Hydriodic acid (HI). This acid cannot be prepared in pure condition by the action of sulphuric acid upon an iodide, since the hydriodic acid set free is oxidized by the sulphuric acid just as in the case of hydrobromic acid, but to a much greater extent. It can be prepared in exactly the same way as hydrobromic acid, iodine being substituted for bromine. It can also be prepared by passing hydrosulphuric acid into water in which iodine is suspended. The equation is

H₂S + 2I = 2HI + S.

The hydriodic acid formed in this way dissolves in the water.

Properties and uses. Hydriodic acid resembles the corresponding acids of chlorine and bromine in physical properties, being a strongly fuming, colorless gas, readily soluble in water. Under standard conditions 1 volume of water dissolves about 460 volumes of the gas. It is, however, more unstable than either hydrochloric or hydrobromic acids, and on exposure to the air it gradually decomposes in accordance with the equation

2HI + O = H₂O + 2I.

Owing to the slight affinity between iodine and hydrogen the acid easily gives up its hydrogen and is therefore a strong reducing agent.
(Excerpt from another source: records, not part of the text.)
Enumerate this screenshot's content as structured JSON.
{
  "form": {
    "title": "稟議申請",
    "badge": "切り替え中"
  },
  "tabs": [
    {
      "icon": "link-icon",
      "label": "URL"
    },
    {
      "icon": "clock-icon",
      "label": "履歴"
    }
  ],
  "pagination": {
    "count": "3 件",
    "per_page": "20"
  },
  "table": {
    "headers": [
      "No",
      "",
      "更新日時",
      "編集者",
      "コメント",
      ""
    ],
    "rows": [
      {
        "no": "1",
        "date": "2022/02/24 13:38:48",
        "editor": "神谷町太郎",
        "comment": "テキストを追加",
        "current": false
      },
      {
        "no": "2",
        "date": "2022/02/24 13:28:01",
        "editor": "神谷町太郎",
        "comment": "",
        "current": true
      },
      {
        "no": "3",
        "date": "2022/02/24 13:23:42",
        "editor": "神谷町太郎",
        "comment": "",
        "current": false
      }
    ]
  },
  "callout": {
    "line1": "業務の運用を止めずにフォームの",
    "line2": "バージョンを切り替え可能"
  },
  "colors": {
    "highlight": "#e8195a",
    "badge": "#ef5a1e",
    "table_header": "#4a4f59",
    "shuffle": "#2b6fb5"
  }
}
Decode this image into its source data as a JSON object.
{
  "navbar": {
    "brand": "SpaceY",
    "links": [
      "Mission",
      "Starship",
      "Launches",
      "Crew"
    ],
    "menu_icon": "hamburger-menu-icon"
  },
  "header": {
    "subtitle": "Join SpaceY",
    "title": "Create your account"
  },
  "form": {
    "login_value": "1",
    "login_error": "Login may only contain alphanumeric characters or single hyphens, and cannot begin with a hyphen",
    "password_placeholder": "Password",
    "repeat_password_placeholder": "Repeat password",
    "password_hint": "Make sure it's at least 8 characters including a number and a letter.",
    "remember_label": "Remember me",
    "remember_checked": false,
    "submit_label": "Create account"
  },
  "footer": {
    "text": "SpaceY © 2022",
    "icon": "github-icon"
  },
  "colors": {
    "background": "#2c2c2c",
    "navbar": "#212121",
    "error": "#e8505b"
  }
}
This is seen in its action on sulphuric acid.

The salts of hydriodic acid, the iodides, are, in general, similar to the chlorides and bromides. Potassium iodide (KI) is the most familiar of the iodides and is largely used in medicine.

Oxygen compounds. Iodine has a much greater affinity for oxygen than has either chlorine or bromine. When heated with nitric acid it forms a stable oxide (I₂O₅). Salts of iodic acid (HIO₃) and periodic acid (HIO₄) are easily prepared, and the free acids are much more stable than the corresponding acids of the other members of this family.